Skip to content

Fluent API Design for Complex Network RAG

Philosophy

This API design follows these principles: 1. Simplicity - Common tasks should be trivial 2. Composability - Components should combine naturally 3. Discoverability - Method names reveal intent 4. Pythonic - Use context managers, properties, and conventions 5. Type hints - Clear interfaces for IDE support

Design Overview

Three-Layer Architecture

  1. Configuration Layer - Builder pattern for setup
  2. Operation Layer - Fluent interface for queries
  3. Result Layer - Rich result objects

Key Improvements

  1. Builder Pattern for configuration
  2. Fluent Queries with method chaining
  3. Context Managers for transactions
  4. Rich Results instead of raw lists
  5. Property-based Access for simple attributes
  6. Factory Methods for common patterns

API Examples

1. Simple Setup (Most Common Use Case)

from complex_network_rag import NetworkRAG

# One-liner for quick start
rag = NetworkRAG.create("my_knowledge.db")

# Add content
rag.add("Python is a programming language")
rag.add("Machine learning uses Python", tags=["ml", "ai"])

# Query
results = rag.search("programming").top(5)
for result in results:
    print(result.content, result.score)

2. Builder Pattern for Custom Setup

from complex_network_rag import NetworkRAG

# Fluent configuration
rag = (NetworkRAG.builder()
    .with_storage("my_knowledge.db")
    .with_tfidf_embeddings(max_features=512)
    .with_similarity_threshold(0.7)
    .build())

3. Fluent Query Interface

# Method chaining for complex queries
results = (rag.search("machine learning")
    .in_community(2)
    .with_strategy("hybrid")
    .top(10))

# Filter by metadata
results = (rag.search("python")
    .filter(tags=["tutorial"])
    .filter(year=2024)
    .top(5))

# Explore topology
results = (rag.search("databases")
    .expand_neighbors(hops=2)
    .prioritize_hubs()
    .top(10))

4. Batch Operations with Context Manager

# Transaction-like batch adds
with rag.batch() as batch:
    for doc in documents:
        batch.add(doc.id, doc.content, metadata=doc.meta)
# Network automatically rebuilds after context exits

5. Network Analysis

# Property-based access for simple attributes
print(f"Nodes: {rag.node_count}")
print(f"Edges: {rag.edge_count}")
print(f"Communities: {rag.community_count}")
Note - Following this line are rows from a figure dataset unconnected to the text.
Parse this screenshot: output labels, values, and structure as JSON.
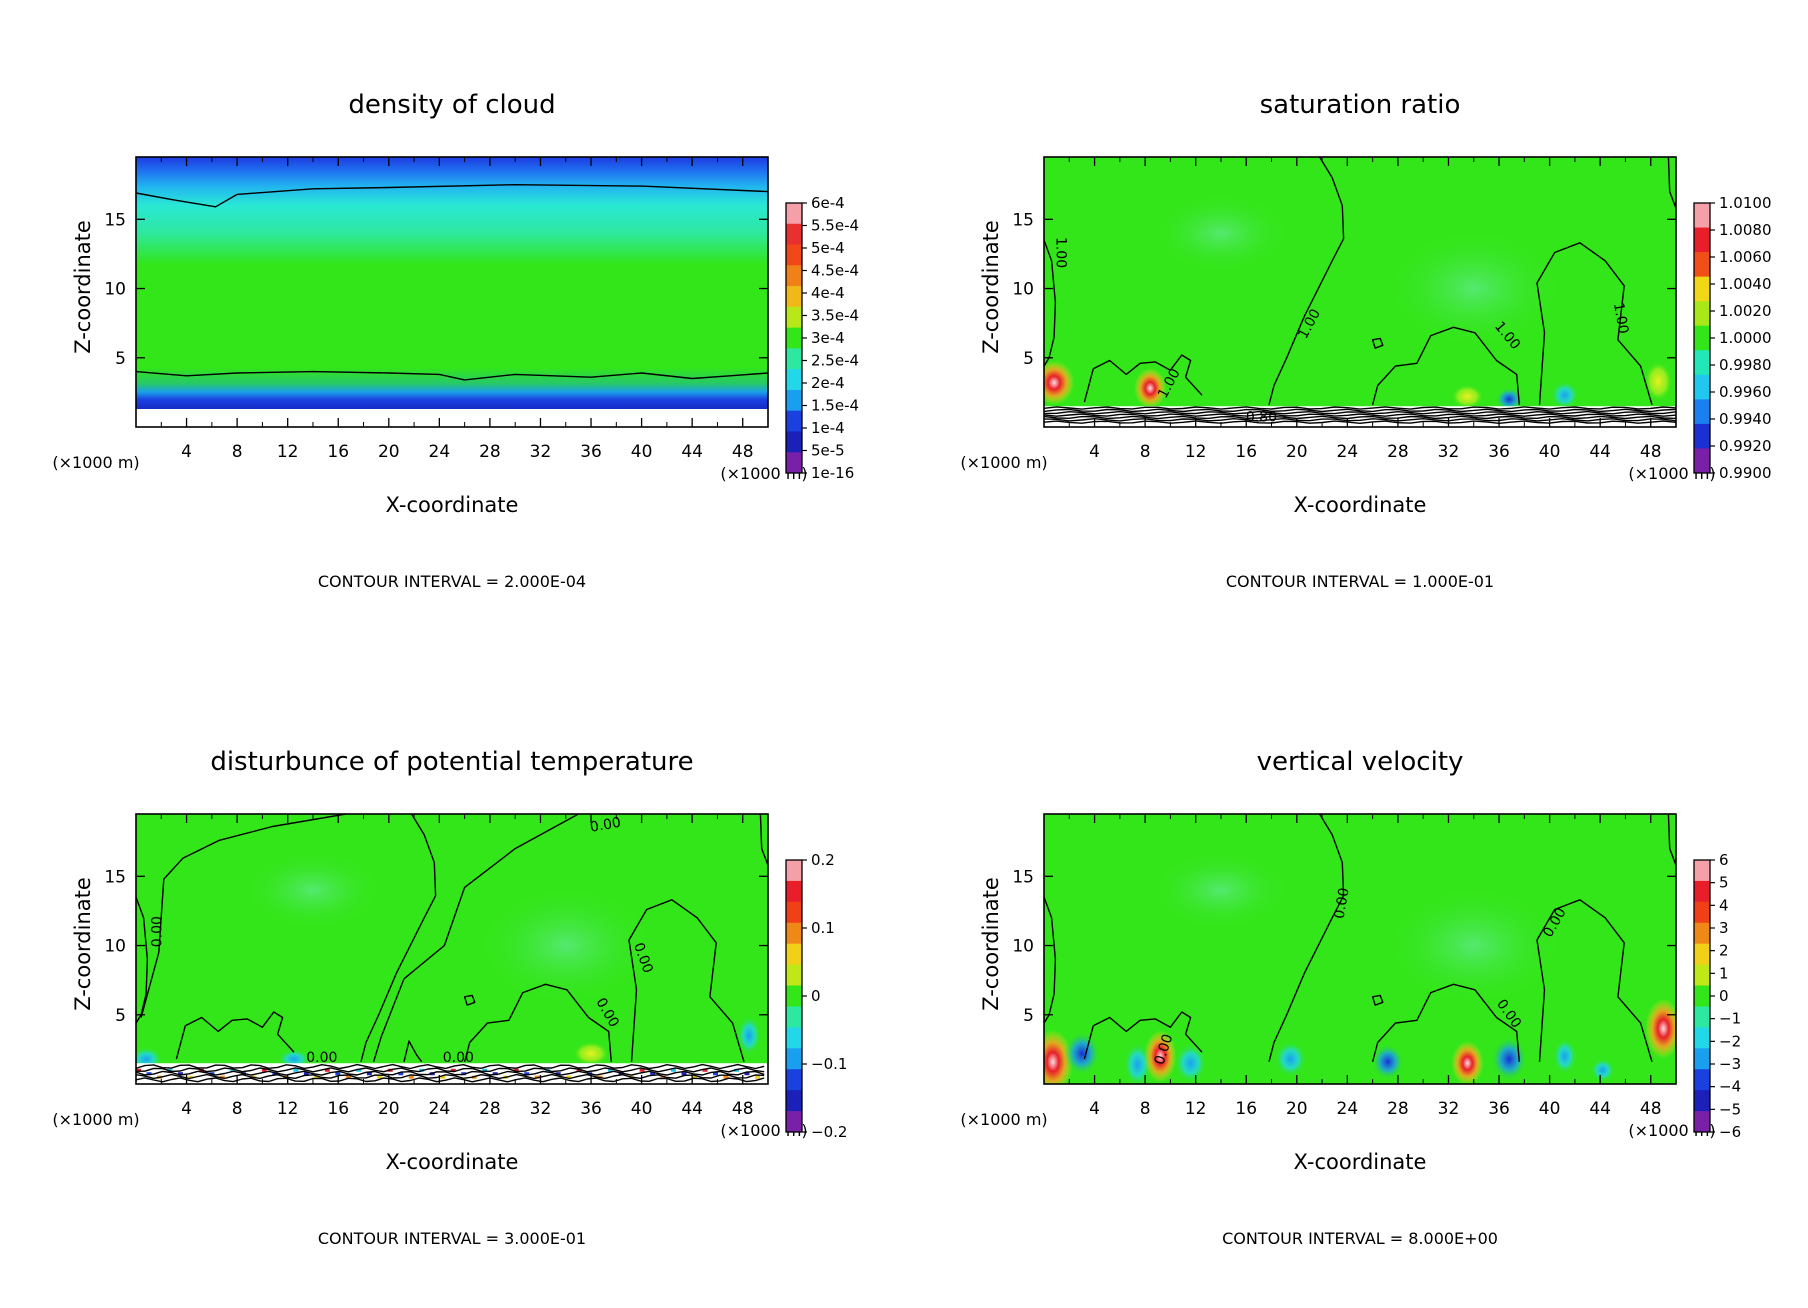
{
  "chart_data": [
    {
      "type": "heatmap",
      "title": "density of cloud",
      "xlabel": "X-coordinate",
      "ylabel": "Z-coordinate",
      "x_unit": "(×1000 m)",
      "z_unit": "(×1000 m)",
      "xlim": [
        0,
        50
      ],
      "ylim": [
        0,
        19.5
      ],
      "xticks": [
        "4",
        "8",
        "12",
        "16",
        "20",
        "24",
        "28",
        "32",
        "36",
        "40",
        "44",
        "48"
      ],
      "yticks": [
        "5",
        "10",
        "15"
      ],
      "colorbar": [
        "6e-4",
        "5.5e-4",
        "5e-4",
        "4.5e-4",
        "4e-4",
        "3.5e-4",
        "3e-4",
        "2.5e-4",
        "2e-4",
        "1.5e-4",
        "1e-4",
        "5e-5",
        "1e-16"
      ],
      "footer": "CONTOUR INTERVAL = 2.000E-04",
      "field": "cloud"
    },
    {
      "type": "heatmap",
      "title": "saturation ratio",
      "xlabel": "X-coordinate",
      "ylabel": "Z-coordinate",
      "x_unit": "(×1000 m)",
      "z_unit": "(×1000 m)",
      "xlim": [
        0,
        50
      ],
      "ylim": [
        0,
        19.5
      ],
      "xticks": [
        "4",
        "8",
        "12",
        "16",
        "20",
        "24",
        "28",
        "32",
        "36",
        "40",
        "44",
        "48"
      ],
      "yticks": [
        "5",
        "10",
        "15"
      ],
      "colorbar": [
        "1.0100",
        "1.0080",
        "1.0060",
        "1.0040",
        "1.0020",
        "1.0000",
        "0.9980",
        "0.9960",
        "0.9940",
        "0.9920",
        "0.9900"
      ],
      "footer": "CONTOUR INTERVAL = 1.000E-01",
      "contour_labels": [
        "1.00",
        "1.00",
        "1.00",
        "1.00",
        "1.00",
        "0.80"
      ],
      "field": "sat"
    },
    {
      "type": "heatmap",
      "title": "disturbunce of potential temperature",
      "xlabel": "X-coordinate",
      "ylabel": "Z-coordinate",
      "x_unit": "(×1000 m)",
      "z_unit": "(×1000 m)",
      "xlim": [
        0,
        50
      ],
      "ylim": [
        0,
        19.5
      ],
      "xticks": [
        "4",
        "8",
        "12",
        "16",
        "20",
        "24",
        "28",
        "32",
        "36",
        "40",
        "44",
        "48"
      ],
      "yticks": [
        "5",
        "10",
        "15"
      ],
      "colorbar": [
        "0.2",
        "0.1",
        "0",
        "−0.1",
        "−0.2"
      ],
      "footer": "CONTOUR INTERVAL = 3.000E-01",
      "contour_labels": [
        "0.00",
        "0.00",
        "0.00",
        "0.00",
        "0.00",
        "0.00"
      ],
      "field": "theta"
    },
    {
      "type": "heatmap",
      "title": "vertical velocity",
      "xlabel": "X-coordinate",
      "ylabel": "Z-coordinate",
      "x_unit": "(×1000 m)",
      "z_unit": "(×1000 m)",
      "xlim": [
        0,
        50
      ],
      "ylim": [
        0,
        19.5
      ],
      "xticks": [
        "4",
        "8",
        "12",
        "16",
        "20",
        "24",
        "28",
        "32",
        "36",
        "40",
        "44",
        "48"
      ],
      "yticks": [
        "5",
        "10",
        "15"
      ],
      "colorbar": [
        "6",
        "5",
        "4",
        "3",
        "2",
        "1",
        "0",
        "−1",
        "−2",
        "−3",
        "−4",
        "−5",
        "−6"
      ],
      "footer": "CONTOUR INTERVAL = 8.000E+00",
      "contour_labels": [
        "0.00",
        "0.00",
        "0.00",
        "0.00"
      ],
      "field": "w"
    }
  ],
  "colors": {
    "field_green": "#33e619",
    "cloud_upper": "#29e8d4",
    "deep_blue": "#1a2fd6",
    "purple": "#7a1fa8",
    "red": "#e81f2a",
    "pink": "#f4a0a4"
  }
}
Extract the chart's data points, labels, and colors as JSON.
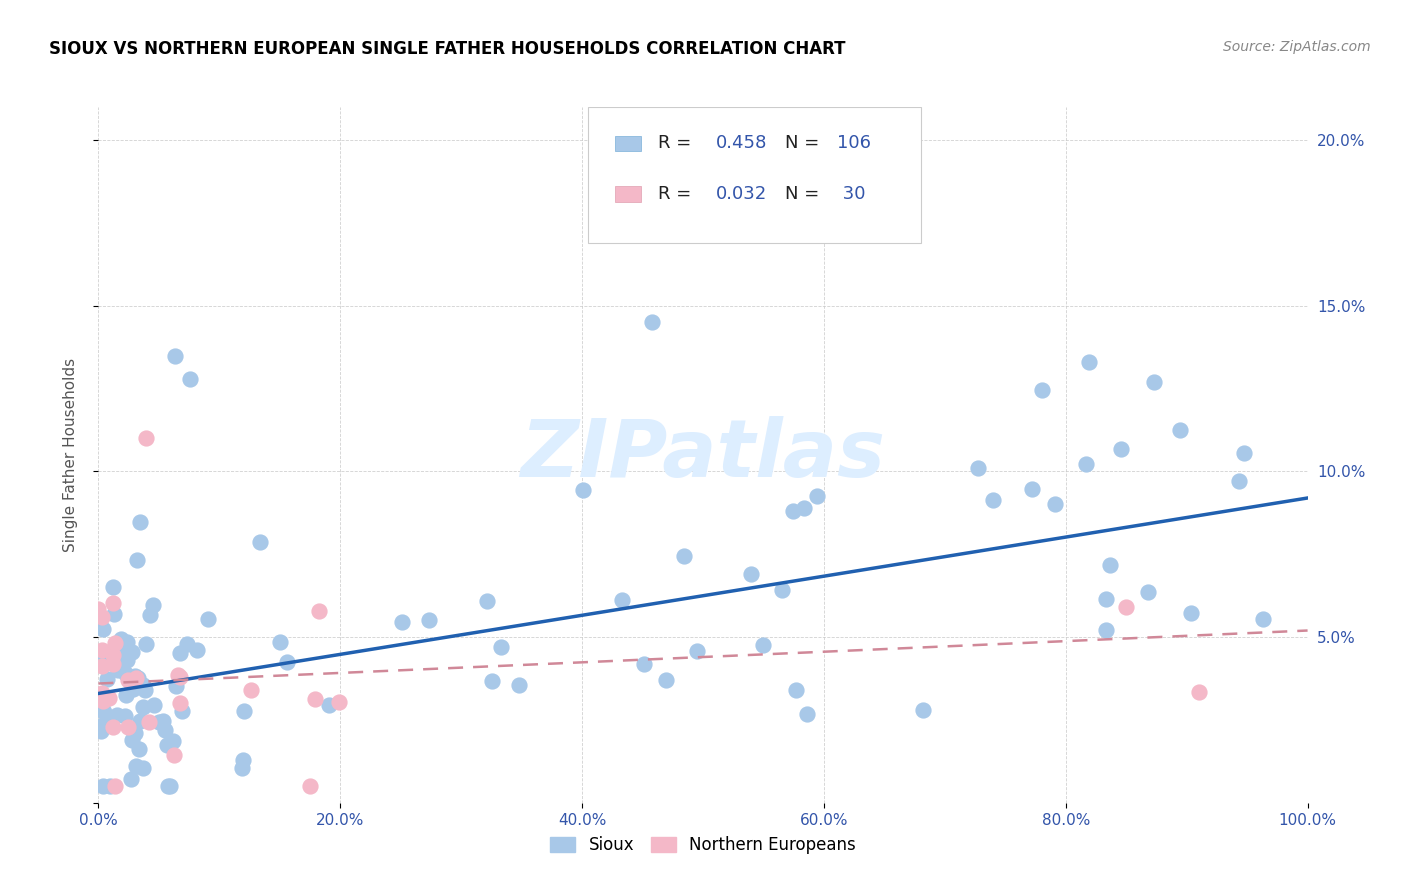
{
  "title": "SIOUX VS NORTHERN EUROPEAN SINGLE FATHER HOUSEHOLDS CORRELATION CHART",
  "source": "Source: ZipAtlas.com",
  "ylabel": "Single Father Households",
  "xlim": [
    0,
    1.0
  ],
  "ylim": [
    0,
    0.21
  ],
  "ytick_vals": [
    0.0,
    0.05,
    0.1,
    0.15,
    0.2
  ],
  "ytick_labels_right": [
    "",
    "5.0%",
    "10.0%",
    "15.0%",
    "20.0%"
  ],
  "xtick_vals": [
    0.0,
    0.2,
    0.4,
    0.6,
    0.8,
    1.0
  ],
  "xtick_labels": [
    "0.0%",
    "20.0%",
    "40.0%",
    "60.0%",
    "80.0%",
    "100.0%"
  ],
  "sioux_color": "#a8c8e8",
  "ne_color": "#f4b8c8",
  "trendline_sioux_color": "#2060b0",
  "trendline_ne_color": "#d08898",
  "watermark_text": "ZIPatlas",
  "watermark_color": "#ddeeff",
  "legend_r_sioux": "0.458",
  "legend_n_sioux": "106",
  "legend_r_ne": "0.032",
  "legend_n_ne": "30",
  "text_color": "#3355aa",
  "label_color": "#555555",
  "sioux_trendline_x0": 0.0,
  "sioux_trendline_y0": 0.033,
  "sioux_trendline_x1": 1.0,
  "sioux_trendline_y1": 0.092,
  "ne_trendline_x0": 0.0,
  "ne_trendline_y0": 0.036,
  "ne_trendline_x1": 1.0,
  "ne_trendline_y1": 0.052
}
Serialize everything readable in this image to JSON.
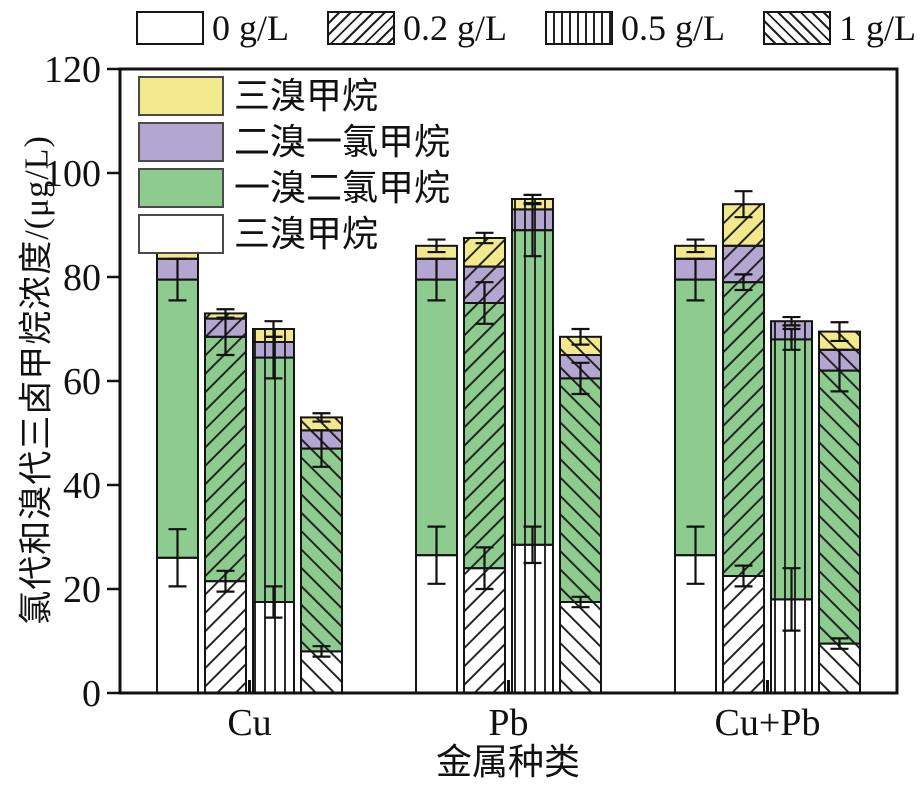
{
  "figure": {
    "background": "#ffffff",
    "text_color": "#111111",
    "axis_color": "#111111"
  },
  "chart_data": {
    "type": "bar",
    "stacked": true,
    "title": "",
    "xlabel": "金属种类",
    "ylabel": "氯代和溴代三卤甲烷浓度/(μg/L)",
    "ylim": [
      0,
      120
    ],
    "yticks": [
      0,
      20,
      40,
      60,
      80,
      100,
      120
    ],
    "grid": false,
    "categories": [
      "Cu",
      "Pb",
      "Cu+Pb"
    ],
    "legend_position": "dose legend above plot; component legend inside top-left",
    "dose_legend": [
      {
        "label": "0 g/L",
        "hatch": "none"
      },
      {
        "label": "0.2 g/L",
        "hatch": "forward-diagonal"
      },
      {
        "label": "0.5 g/L",
        "hatch": "vertical"
      },
      {
        "label": "1 g/L",
        "hatch": "back-diagonal"
      }
    ],
    "component_legend": [
      {
        "label": "三溴甲烷",
        "color": "#f2e98c"
      },
      {
        "label": "二溴一氯甲烷",
        "color": "#b3a6d0"
      },
      {
        "label": "一溴二氯甲烷",
        "color": "#8ecb8f"
      },
      {
        "label": "三溴甲烷",
        "color": "#ffffff"
      }
    ],
    "stack_order_bottom_to_top": [
      "三溴甲烷(白)",
      "一溴二氯甲烷(绿)",
      "二溴一氯甲烷(紫)",
      "三溴甲烷(黄)"
    ],
    "stack_colors": [
      "#ffffff",
      "#8ecb8f",
      "#b3a6d0",
      "#f2e98c"
    ],
    "units": "μg/L",
    "series": [
      {
        "category": "Cu",
        "bars": [
          {
            "dose": "0 g/L",
            "segments": [
              26,
              53.5,
              4,
              2.5
            ],
            "errors": [
              {
                "y": 26,
                "e": 5.5
              },
              {
                "y": 79.5,
                "e": 4
              },
              {
                "y": 86,
                "e": 1.2
              }
            ]
          },
          {
            "dose": "0.2 g/L",
            "segments": [
              21.5,
              47,
              3.5,
              1
            ],
            "errors": [
              {
                "y": 21.5,
                "e": 2
              },
              {
                "y": 68.5,
                "e": 3.5
              },
              {
                "y": 73,
                "e": 0.8
              }
            ]
          },
          {
            "dose": "0.5 g/L",
            "segments": [
              17.5,
              47,
              3,
              2.5
            ],
            "errors": [
              {
                "y": 17.5,
                "e": 3
              },
              {
                "y": 64.5,
                "e": 4
              },
              {
                "y": 70,
                "e": 1.5
              }
            ]
          },
          {
            "dose": "1 g/L",
            "segments": [
              8,
              39,
              3.5,
              2.5
            ],
            "errors": [
              {
                "y": 8,
                "e": 1
              },
              {
                "y": 47,
                "e": 3.5
              },
              {
                "y": 53,
                "e": 0.8
              }
            ]
          }
        ]
      },
      {
        "category": "Pb",
        "bars": [
          {
            "dose": "0 g/L",
            "segments": [
              26.5,
              53,
              4,
              2.5
            ],
            "errors": [
              {
                "y": 26.5,
                "e": 5.5
              },
              {
                "y": 79.5,
                "e": 4
              },
              {
                "y": 86,
                "e": 1.2
              }
            ]
          },
          {
            "dose": "0.2 g/L",
            "segments": [
              24,
              51,
              7,
              5.5
            ],
            "errors": [
              {
                "y": 24,
                "e": 4
              },
              {
                "y": 75,
                "e": 4
              },
              {
                "y": 87.5,
                "e": 1
              }
            ]
          },
          {
            "dose": "0.5 g/L",
            "segments": [
              28.5,
              60.5,
              4,
              2
            ],
            "errors": [
              {
                "y": 28.5,
                "e": 3.5
              },
              {
                "y": 89,
                "e": 5
              },
              {
                "y": 95,
                "e": 0.8
              }
            ]
          },
          {
            "dose": "1 g/L",
            "segments": [
              17.5,
              43,
              4.5,
              3.5
            ],
            "errors": [
              {
                "y": 17.5,
                "e": 1
              },
              {
                "y": 60.5,
                "e": 3
              },
              {
                "y": 68.5,
                "e": 1.5
              }
            ]
          }
        ]
      },
      {
        "category": "Cu+Pb",
        "bars": [
          {
            "dose": "0 g/L",
            "segments": [
              26.5,
              53,
              4,
              2.5
            ],
            "errors": [
              {
                "y": 26.5,
                "e": 5.5
              },
              {
                "y": 79.5,
                "e": 4
              },
              {
                "y": 86,
                "e": 1.2
              }
            ]
          },
          {
            "dose": "0.2 g/L",
            "segments": [
              22.5,
              56.5,
              7,
              8
            ],
            "errors": [
              {
                "y": 22.5,
                "e": 2
              },
              {
                "y": 79,
                "e": 1.5
              },
              {
                "y": 94,
                "e": 2.5
              }
            ]
          },
          {
            "dose": "0.5 g/L",
            "segments": [
              18,
              50,
              3.5,
              0
            ],
            "errors": [
              {
                "y": 18,
                "e": 6
              },
              {
                "y": 68,
                "e": 2
              },
              {
                "y": 71.5,
                "e": 0.8
              }
            ]
          },
          {
            "dose": "1 g/L",
            "segments": [
              9.5,
              52.5,
              4,
              3.5
            ],
            "errors": [
              {
                "y": 9.5,
                "e": 1
              },
              {
                "y": 62,
                "e": 4
              },
              {
                "y": 69.5,
                "e": 1.8
              }
            ]
          }
        ]
      }
    ]
  }
}
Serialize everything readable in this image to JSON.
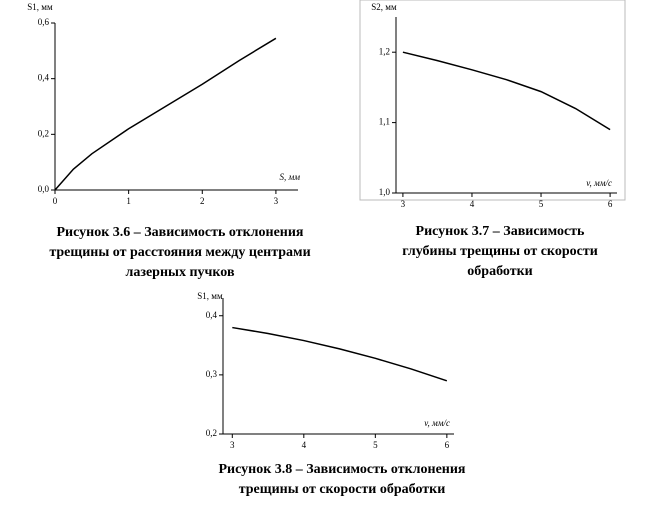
{
  "chart_data": [
    {
      "type": "line",
      "y_label": "S1, мм",
      "x_label": "S, мм",
      "caption": [
        "Рисунок 3.6 – Зависимость отклонения",
        "трещины от расстояния между центрами",
        "лазерных пучков"
      ],
      "x": [
        0,
        0.25,
        0.5,
        1,
        1.5,
        2,
        2.5,
        3
      ],
      "values": [
        0,
        0.075,
        0.13,
        0.22,
        0.3,
        0.38,
        0.465,
        0.545
      ],
      "color": "#000000",
      "xlim": [
        0,
        3.3
      ],
      "ylim": [
        0,
        0.6
      ],
      "xticks": [
        0,
        1,
        2,
        3
      ],
      "yticks": [
        {
          "value": 0,
          "label": "0,0"
        },
        {
          "value": 0.2,
          "label": "0,2"
        },
        {
          "value": 0.4,
          "label": "0,4"
        },
        {
          "value": 0.6,
          "label": "0,6"
        }
      ]
    },
    {
      "type": "line",
      "y_label": "S2, мм",
      "x_label": "v, мм/с",
      "caption": [
        "Рисунок 3.7 – Зависимость",
        "глубины трещины от скорости",
        "обработки"
      ],
      "x": [
        3,
        3.5,
        4,
        4.5,
        5,
        5.5,
        6
      ],
      "values": [
        1.2,
        1.188,
        1.175,
        1.161,
        1.144,
        1.12,
        1.09
      ],
      "color": "#000000",
      "xlim": [
        2.9,
        6.1
      ],
      "ylim": [
        1.0,
        1.25
      ],
      "xticks": [
        3,
        4,
        5,
        6
      ],
      "yticks": [
        {
          "value": 1.0,
          "label": "1,0"
        },
        {
          "value": 1.1,
          "label": "1,1"
        },
        {
          "value": 1.2,
          "label": "1,2"
        }
      ]
    },
    {
      "type": "line",
      "y_label": "S1, мм",
      "x_label": "v, мм/с",
      "caption": [
        "Рисунок 3.8 – Зависимость отклонения",
        "трещины от скорости обработки"
      ],
      "x": [
        3,
        3.5,
        4,
        4.5,
        5,
        5.5,
        6
      ],
      "values": [
        0.38,
        0.37,
        0.358,
        0.344,
        0.328,
        0.31,
        0.29
      ],
      "color": "#000000",
      "xlim": [
        2.87,
        6.1
      ],
      "ylim": [
        0.2,
        0.43
      ],
      "xticks": [
        3,
        4,
        5,
        6
      ],
      "yticks": [
        {
          "value": 0.2,
          "label": "0,2"
        },
        {
          "value": 0.3,
          "label": "0,3"
        },
        {
          "value": 0.4,
          "label": "0,4"
        }
      ]
    }
  ]
}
# Method calls for computed properties
communities = rag.communities  # Dict[str, int]
hubs = rag.hubs(min_degree=5)  # List of node IDs
bridges = rag.bridges(min_betweenness=0.01)

# Community exploration
community = rag.get_community(0)
print(community.size)
print(community.tags)
for node_id in community.nodes:
    print(node_id)

6. Rich Result Objects

# Results are iterable and indexable
results = rag.search("query").top(10)

# Access by index
first = results[0]
print(first.id, first.content, first.score)

# Iteration
for result in results:
    print(result)

# Conversion
node_ids = results.ids()  # List[str]
scores = results.scores()  # List[float]
contents = results.contents()  # List[str]

# Slicing works
top_three = results[:3]

7. Node Management

# Add with automatic ID generation
node_id = rag.add("Content here")

# Add with explicit ID
rag.add("Content", id="doc1", tags=["important"])

# Get node details
node = rag.get("doc1")
print(node.content)
print(node.metadata)
print(node.neighbors)

# Update metadata
rag.update("doc1", tags=["very-important"])

# Delete
rag.delete("doc1")

8. Factory Methods for Common Patterns

# Quick start with Ollama
rag = NetworkRAG.with_ollama("knowledge.db", model="nomic-embed-text")

# Quick start with TF-IDF
rag = NetworkRAG.with_tfidf("knowledge.db", max_features=512)

# In-memory for testing
rag = NetworkRAG.in_memory()

9. Visualization Integration

# Simple visualization
rag.visualize("network.html")

# With options
rag.visualize("network.html",
    highlight_communities=True,
    show_hubs=True,
    interactive=True)

# Get visualization object for customization
viz = rag.visualization()
viz.highlight_nodes(["doc1", "doc2"])
viz.save("custom.html")

10. Advanced: Custom Embedding Providers

from complex_network_rag import EmbeddingProvider

class MyEmbeddings(EmbeddingProvider):
    def embed(self, texts):
        # Your implementation
        pass

    def get_dimension(self):
        return 768

    def get_model_name(self):
        return "my-model"

    def get_model_config(self):
        return {}

rag = NetworkRAG.builder().with_embeddings(MyEmbeddings()).build()

Backward Compatibility

All existing APIs remain functional:

# Old API still works
storage = SQLiteStorage("my.db")
embedder = TFIDFEmbedding(max_features=256)
rag = NetworkRAG(storage, embedder, min_similarity=0.7)
rag.add_node("doc1", "content...", metadata={"tag": "foo"})
results = rag.find_similar("query", n=10, strategy="hybrid")

Migration Path

Old code:

storage = SQLiteStorage("db.db")
embedder = TFIDFEmbedding()
rag = NetworkRAG(storage, embedder)
rag.add_node("id1", "content", {"tag": "foo"})
results = rag.find_similar("query", n=5)

New code:

rag = NetworkRAG.with_tfidf("db.db")
rag.add("content", id="id1", tags=["foo"])
results = rag.search("query").top(5)

Implementation Strategy

  1. Create QueryBuilder class for fluent queries
  2. Create ResultSet class for rich results
  3. Create NetworkBuilder class for configuration
  4. Create BatchContext for batch operations
  5. Create Node and Community classes for rich objects
  6. Add factory methods to NetworkRAG
  7. Keep existing methods for backward compatibility